In preprocessing the data for analysis, three crucial features were identified: 'dt' (date), 'AverageTemperature', and 'Latitude', pivotal for assessing temperature shifts due to global warming across various timeframes and regions. Addressing challenges posed by inconsistencies in date formats, including MM/DD/YYYY, YYYY-MMM-DD, and NaT, two approaches were considered: standardizing date formats and converting them to cell data types, or eliminating the 'dt' feature and introducing a 'Year' column. The decision to retain 4733 outliers in the dataset is grounded in their potential to reveal significant patterns or anomalies crucial for understanding real-world phenomena as such caused by climate change. By excluding outliers, originally from a dataset encompassing over a million rows of data, enhances the robustness of machine learning models and aligns with the principle of utilizing comprehensive datasets to avoid bias.
The provided MATLAB code utilizes a while loop to repeatedly prompt the user for a major city and a month expressed as a number from 1 to 12. For each input, the program plots the temperature data for the selected city in blue, highlighting data points exceeding the mean temperature in red. It employs string comparison functions to locate the inputted city within the dataset and extracts the corresponding temperature data for the specified month. The accompanying graphs exemplify a user-input interactive feature enabling users to visually compare the temperature variations of different countries across the globe against their respective average temperatures over centuries. This functionality facilitates a comprehensive and visual understanding of how temperatures fluctuate throughout the year and across geographical regions.

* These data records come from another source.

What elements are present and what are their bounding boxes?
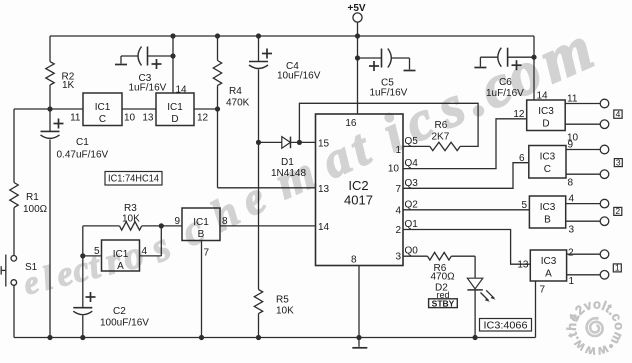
wire IC3A out top — [567, 253, 601, 255]
svg-text:IC3: IC3 — [540, 202, 556, 213]
pin 13 label — [318, 184, 330, 195]
wire IC3B out bottom — [566, 220, 601, 222]
wire R6 to IC2 pin1 — [403, 145, 430, 147]
wire IC3A pin7 to ground rail — [535, 281, 537, 338]
wire oscillator row — [14, 108, 83, 110]
analog switch IC3 B — [529, 196, 565, 228]
pin 2 label IC3A — [568, 248, 574, 259]
wire R1 to S1 — [13, 208, 15, 256]
label IC3:4066 — [480, 319, 532, 332]
node junction D1 cathode / reset — [297, 140, 302, 145]
svg-text:R5: R5 — [276, 295, 289, 306]
svg-text:100Ω: 100Ω — [23, 204, 48, 215]
label IC1:74HC14 — [105, 172, 162, 186]
svg-text:A: A — [545, 269, 552, 280]
svg-text:1uF/16V: 1uF/16V — [129, 83, 167, 94]
pin 14 label IC3D — [537, 91, 549, 102]
svg-text:12: 12 — [197, 113, 209, 124]
wire R5 to bottom rail — [258, 314, 260, 338]
pin 14 label — [318, 222, 330, 233]
svg-text:8: 8 — [351, 255, 357, 266]
svg-text:10K: 10K — [122, 214, 140, 225]
wire node to IC1A pin5 — [83, 255, 102, 257]
pin 10 label — [388, 164, 400, 175]
label Q2 — [405, 200, 419, 211]
analog switch IC3 A — [530, 250, 566, 281]
capacitor C3 — [115, 47, 173, 94]
svg-text:13: 13 — [517, 260, 529, 271]
resistor R2 — [46, 62, 75, 91]
node junction C2 bottom rail — [80, 335, 85, 340]
svg-text:2: 2 — [615, 206, 620, 216]
pin 12 label — [197, 113, 209, 124]
pin 5 label — [94, 246, 100, 257]
svg-text:5: 5 — [94, 246, 100, 257]
label Q1 — [405, 219, 419, 230]
pin 14 label — [176, 85, 188, 96]
op-amp IC1 D (inverter) — [156, 93, 194, 126]
svg-text:A: A — [117, 261, 124, 272]
svg-text:C1: C1 — [76, 137, 89, 148]
pin 4 label IC3B — [569, 194, 575, 205]
svg-text:B: B — [544, 215, 551, 226]
node junction R5 bottom rail — [256, 335, 261, 340]
svg-text:10: 10 — [124, 113, 136, 124]
svg-text:Q5: Q5 — [405, 136, 419, 147]
svg-text:13: 13 — [142, 113, 154, 124]
wire bottom ground rail — [14, 337, 536, 339]
pin 10 label — [124, 113, 136, 124]
pin 9 label IC3C — [568, 140, 574, 151]
op-amp IC1 C (inverter) — [83, 93, 122, 126]
pin 12 label IC3D — [513, 109, 525, 120]
svg-text:100uF/16V: 100uF/16V — [100, 318, 149, 329]
label output 1 — [613, 263, 621, 273]
pin 5 label IC3B — [521, 200, 527, 211]
wire rail to R4 — [217, 36, 219, 61]
svg-text:10: 10 — [388, 164, 400, 175]
svg-text:R1: R1 — [26, 192, 39, 203]
svg-text:B: B — [198, 229, 205, 240]
resistor R1 — [10, 183, 48, 216]
power +5V symbol — [348, 3, 366, 36]
node junction C1 bottom rail — [47, 335, 52, 340]
svg-text:0.47uF/16V: 0.47uF/16V — [57, 150, 109, 161]
svg-text:IC3: IC3 — [538, 106, 554, 117]
connector circle C top — [600, 145, 609, 154]
svg-text:4: 4 — [569, 194, 575, 205]
pin 11 label IC3D — [567, 94, 578, 105]
svg-text:13: 13 — [318, 184, 330, 195]
wire IC3A out bottom — [567, 274, 601, 276]
svg-text:IC1: IC1 — [95, 102, 111, 113]
pin 11 label — [70, 113, 81, 124]
wire IC3D out top — [565, 103, 600, 105]
svg-text:IC3: IC3 — [541, 256, 557, 267]
svg-text:IC1: IC1 — [193, 217, 209, 228]
svg-text:2: 2 — [395, 225, 401, 236]
led arrows — [481, 290, 496, 302]
svg-text:S1: S1 — [25, 262, 38, 273]
wire Q3 to IC3C pin6 — [403, 163, 529, 189]
label STBY — [429, 298, 458, 308]
capacitor C4 — [249, 36, 321, 142]
node junction C5 — [355, 55, 360, 60]
wire S1 to bottom rail — [13, 285, 15, 337]
svg-text:C: C — [99, 114, 106, 125]
connector circle B bottom — [600, 217, 609, 226]
wire R2 bottom to node — [49, 85, 51, 109]
svg-text:IC3: IC3 — [540, 152, 556, 163]
pin 1 label IC3A — [569, 276, 575, 287]
svg-text:STBY: STBY — [432, 298, 455, 308]
svg-text:5: 5 — [521, 200, 527, 211]
svg-text:4: 4 — [395, 206, 401, 217]
svg-text:2K7: 2K7 — [432, 132, 450, 143]
node junction C3 top rail — [170, 33, 175, 38]
wire top rail right end down — [533, 36, 535, 100]
wire C4 node down to R5 — [258, 142, 260, 289]
wire IC1A pin4 up to node — [140, 226, 162, 256]
node junction R4 top rail — [215, 33, 220, 38]
node junction pin8 ground rail — [356, 335, 361, 340]
svg-text:470Ω: 470Ω — [431, 272, 456, 283]
svg-text:C6: C6 — [499, 77, 512, 88]
connector circle D bottom — [600, 120, 609, 129]
svg-text:2: 2 — [568, 248, 574, 259]
resistor R6 470 — [428, 252, 456, 282]
pin 8 label IC3C — [568, 178, 574, 189]
pin 2 label — [395, 225, 401, 236]
wire IC3C out top — [566, 149, 600, 151]
svg-text:11: 11 — [70, 113, 81, 124]
svg-text:16: 16 — [345, 118, 357, 129]
pin 7 label — [395, 184, 401, 195]
svg-text:4: 4 — [616, 109, 621, 119]
pin 15 label — [318, 139, 330, 150]
pin 16 label — [345, 118, 357, 129]
wire R6 to LED — [451, 256, 475, 278]
wire R3 left lead — [83, 226, 120, 256]
node junction C4/D1/R5 — [256, 140, 261, 145]
svg-text:D: D — [542, 119, 549, 130]
wire IC1B pin8 to IC2 pin14 — [220, 225, 316, 227]
node junction C4 top rail — [256, 33, 261, 38]
wire Q4 to IC3D pin12 — [403, 119, 527, 169]
wire IC3B out top — [566, 203, 601, 205]
wire node to IC1B pin9 — [161, 225, 182, 227]
svg-text:1: 1 — [615, 263, 620, 273]
wire +5V to IC2 pin16 — [357, 36, 359, 114]
svg-text:IC3:4066: IC3:4066 — [484, 321, 528, 332]
svg-text:IC2: IC2 — [348, 178, 368, 193]
svg-text:IC1: IC1 — [113, 249, 129, 260]
svg-text:Q1: Q1 — [405, 219, 419, 230]
node junction R3/pin4/pin9 — [159, 223, 164, 228]
capacitor C2 — [73, 256, 149, 338]
node junction R4/pin12 — [215, 106, 220, 111]
resistor R5 — [254, 290, 294, 317]
wire far-left vertical top — [13, 109, 15, 183]
wire C3 vertical — [172, 36, 174, 93]
svg-text:IC1: IC1 — [167, 102, 183, 113]
svg-text:Q3: Q3 — [405, 178, 419, 189]
wire +5V top rail — [50, 35, 534, 37]
svg-text:7: 7 — [204, 248, 210, 259]
svg-text:10uF/16V: 10uF/16V — [277, 71, 321, 82]
wire IC3D out bottom — [565, 123, 600, 125]
svg-text:Q0: Q0 — [405, 246, 419, 257]
pin 7 label IC3A — [540, 285, 546, 296]
diode D1 1N4148 — [259, 137, 316, 179]
pin 3 label — [395, 252, 401, 263]
wire Q1 to IC3A pin13 — [403, 230, 530, 265]
wire IC2 pin8 to ground — [358, 266, 360, 338]
resistor R3 — [120, 203, 142, 230]
node junction LED ground — [473, 335, 478, 340]
wire IC1D pin12 to R4 node — [194, 108, 218, 110]
svg-text:10K: 10K — [276, 306, 294, 317]
pin 3 label IC3B — [569, 225, 575, 236]
svg-text:1: 1 — [395, 145, 401, 156]
pin 9 label — [174, 216, 180, 227]
label Q3 — [405, 178, 419, 189]
svg-text:8: 8 — [568, 178, 574, 189]
analog switch IC3 C — [529, 146, 566, 179]
pin 7 label IC1B — [204, 248, 210, 259]
pin 4 label — [395, 206, 401, 217]
node junction C6 — [531, 55, 536, 60]
svg-text:1uF/16V: 1uF/16V — [486, 88, 524, 99]
svg-text:D1: D1 — [281, 157, 294, 168]
capacitor C5 — [358, 49, 416, 99]
capacitor C1 — [41, 109, 109, 338]
op-amp IC1 A (inverter) — [102, 240, 140, 272]
node junction R2/C1/osc — [47, 106, 52, 111]
label output 2 — [614, 206, 622, 216]
svg-text:1uF/16V: 1uF/16V — [370, 88, 408, 99]
svg-text:IC1:74HC14: IC1:74HC14 — [108, 174, 159, 185]
svg-text:1: 1 — [569, 276, 575, 287]
wire Q0 to R6 — [403, 255, 428, 257]
node junction C3 plus — [170, 53, 175, 58]
pin 13 label IC3A — [517, 260, 529, 271]
svg-text:6: 6 — [519, 153, 525, 164]
connector circle D top — [600, 99, 609, 108]
svg-text:7: 7 — [540, 285, 546, 296]
wire IC1C pin10 to IC1D pin13 — [122, 108, 156, 110]
resistor R6 2K7 — [430, 120, 460, 151]
svg-text:1K: 1K — [62, 80, 75, 91]
svg-text:D: D — [171, 114, 178, 125]
node junction IC1A pin5/C2 — [80, 253, 85, 258]
svg-text:R6: R6 — [435, 120, 448, 131]
svg-text:7: 7 — [395, 184, 401, 195]
pin 4 label — [142, 246, 148, 257]
svg-text:12: 12 — [513, 109, 525, 120]
node junction +5V rail — [355, 33, 360, 38]
label Q5 — [405, 136, 419, 147]
connector circle C bottom — [600, 170, 609, 179]
op-amp IC1 B (inverter) — [182, 208, 220, 241]
svg-text:R3: R3 — [124, 203, 137, 214]
node junction pin7 ground — [199, 335, 204, 340]
svg-text:Q2: Q2 — [405, 200, 419, 211]
svg-text:1N4148: 1N4148 — [271, 168, 306, 179]
label output 4 — [614, 109, 622, 119]
connector circle A top — [600, 250, 609, 259]
IC IC2 4017 — [316, 114, 404, 266]
resistor R4 — [213, 61, 249, 109]
svg-text:470K: 470K — [226, 98, 250, 109]
svg-text:4017: 4017 — [344, 193, 373, 208]
pin 8 label — [351, 255, 357, 266]
led D2 red — [435, 278, 483, 300]
label Q4 — [405, 158, 419, 169]
wire Q2 to IC3B pin5 — [403, 209, 529, 211]
wire left branch down from rail — [49, 36, 51, 62]
pin 13 label — [142, 113, 154, 124]
analog switch IC3 D — [527, 100, 566, 131]
pin 10 label IC3D — [567, 133, 579, 144]
svg-text:3: 3 — [395, 252, 401, 263]
pin 6 label IC3C — [519, 153, 525, 164]
wire LED to ground rail — [474, 290, 476, 338]
wire R4 down to IC2 pin13 — [218, 86, 316, 188]
connector circle A bottom — [600, 271, 609, 280]
label Q0 — [405, 246, 419, 257]
svg-text:Q4: Q4 — [405, 158, 419, 169]
pin 8 label IC1B — [222, 216, 228, 227]
svg-text:14: 14 — [176, 85, 188, 96]
svg-text:14: 14 — [537, 91, 549, 102]
svg-text:14: 14 — [318, 222, 330, 233]
wire IC3C out bottom — [566, 173, 600, 175]
svg-text:3: 3 — [616, 157, 621, 167]
capacitor C6 — [474, 48, 534, 99]
svg-text:C2: C2 — [113, 306, 126, 317]
svg-text:C: C — [544, 164, 551, 175]
svg-text:3: 3 — [569, 225, 575, 236]
pin 1 label — [395, 145, 401, 156]
label output 3 — [614, 157, 622, 167]
connector circle B top — [600, 199, 609, 208]
svg-text:9: 9 — [174, 216, 180, 227]
wire R3 right lead — [142, 225, 162, 227]
ground symbol — [352, 338, 367, 348]
svg-text:R4: R4 — [229, 86, 242, 97]
wire IC1B pin7 to ground rail — [201, 241, 203, 338]
svg-text:15: 15 — [318, 139, 330, 150]
wire reset feedback Q5-R6-D1 — [299, 103, 478, 146]
switch S1 — [1, 255, 37, 287]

I decided to use the Regression Learner over the Classification Learner as I believe the objective with the dataset leans more towards numerical analysis and less categorical, thus aiming to quantitatively predict and understand the degree of increase in greenhouse gas emissions in time. I found that tree-based models, particularly the coarse tree model, outperformed linear regression approaches, indicating a nonlinear relationship between predictors and average temperature. The fine Gaussian model showed similar performance to the coarse tree model but provided a more nuanced view when considering monthly variations.

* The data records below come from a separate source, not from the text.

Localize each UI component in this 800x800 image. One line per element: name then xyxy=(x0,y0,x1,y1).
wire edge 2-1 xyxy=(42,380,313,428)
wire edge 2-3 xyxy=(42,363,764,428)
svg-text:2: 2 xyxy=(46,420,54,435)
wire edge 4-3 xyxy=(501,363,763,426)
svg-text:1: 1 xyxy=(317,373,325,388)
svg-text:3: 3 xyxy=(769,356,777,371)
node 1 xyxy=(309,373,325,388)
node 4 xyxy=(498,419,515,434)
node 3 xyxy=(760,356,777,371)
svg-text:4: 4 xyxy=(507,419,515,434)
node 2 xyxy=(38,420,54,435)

• The extensive training time required for the more complexed regression models like the Gaussian Process and Kernel Approximation models, significantly limited the number we could run. Similarly, for the plot and interpretation models other than "Response", "Predicted vs. Actual", and "Residuals", despite allocating hours for computation
• Preprocessing the data to meet the required formats for each feature when using the MATLAB apps, such as converting between categorical, numerical, or cell structured data
• How to classify and normalize large datasets in MATLAB
• Predict numbers using MATLAB’s Supervised Learning Tools
• Exploring built-in functions in MATLAB Library for machine learning
• File management, exportation and extraction of various data types
• Transferable Python and Data Analytics Skills
• AI Modeling Optimization & Analysis